Mana Hasil Studi Banding?
17:59Nah, ini tulisan terakhir saya di surat pembaca Pikiran Rakyat. Sayangnya, saya tidak punya dokumentasinya juga. Jadi tidak tahu apakah ada yang ditambahkan atau dikurang. Yang jelas, judul yang digunakan masih sama. Ini menceritakan kegoblogan anggota DPRD Kota yang studi banding masalah PKL tapi malah tambah amburadul. Pleasee:
Setiap ada kesempatan menyusuri jalan di Kota Bandung, saya selalu menghindari jalan Oto Iskandar Di Nata, terutama di sore hari. Alasannya, karena jalan yang selalu tersendar karena PKL, lampu lalu lintas yang mati, hingga kendaraan yang parkir di badan jalan.

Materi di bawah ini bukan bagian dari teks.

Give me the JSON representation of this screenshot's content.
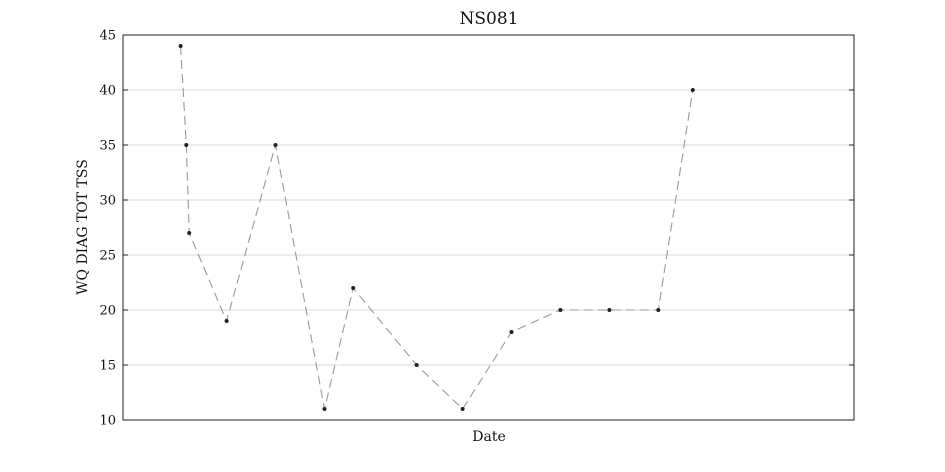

Problematika pedagang kaki lima (PKL) ini, seolah tiada akhir. Tidak ada yang bisa disalahkan. Umumnya, para PKL menggantungkan hidupnya dari hasil berjualan. Lalu, mengapa mereka tidak berjualan di pasar sebagai tempat semestinya mereka berada?. Mungkin jawaban yang terlontar adalah pengelolaan pasar yang masih buruk.
Pikiran saya kemudian mengawang ketika beberapa tahun yang lalu, harian ini memberitakan tentang kegiatan studi banding yang dilakukan Pemkot Bandung ke Solo dan Surabaya mengenai masalah PKL. Dari pikiran yang terbatas itu lantas saya berpikir, sungguh percuma pemkot melakukan studi banding kalau hasilnya malah terjadi penurunan.
Kalau saya perhatikan, PKL di pinggir taman Tegallega ternyata mengalami “peningkatan”. Tahun lalu, jumlah mereka masih sedikit dan hanya menggunakan trotoar sebagai fasilitas berjualan, meski harus kucing-kucingan dengan satpol PP. Kini, para PKL telah merampas tiga lajur jalan Oto Iskandar di Nata dan bergabung dengan PKL yang ada di Astana Anyar, sehingga menambah semrawutnya jalanan di Kota Bandung.
Lalu, inikah hasil dari studi banding itu?. Benarkah tidak ada tindakan apapun untuk mengatasi masalah PKL di Kota Bandung?. Saran saya kalau pemkot mau berwisata kuliner atau fashion, tidak perlu jauh-jauhlah ke Solo atau Surabaya, di Bandung pun masih banyak tempat wisata yang siap untuk ditata dan diperhatikan.
Sudah selayaknya pemkot membenahi masalah ini. PKL bukan untuk diperangi, tapi berilah mereka fasilitas selayaknya rakyat memberi fasilitas kepada para wakilnya di parlemen. Perlakukanlah PKL sebagai manusia, jangan sampai menggunakan Satpol PP sebagai alat untuk mengobrak-abrik dagangan PKL dengan tidak manusiawi. Mereka hidup dari berjualan, dan mereka butuh fasilitas untuk itu semua. Semoga, para pejabat, para wakil rakyat, dan para pemangku kekuasaan di kota ini dapat lebih arif dan bijak.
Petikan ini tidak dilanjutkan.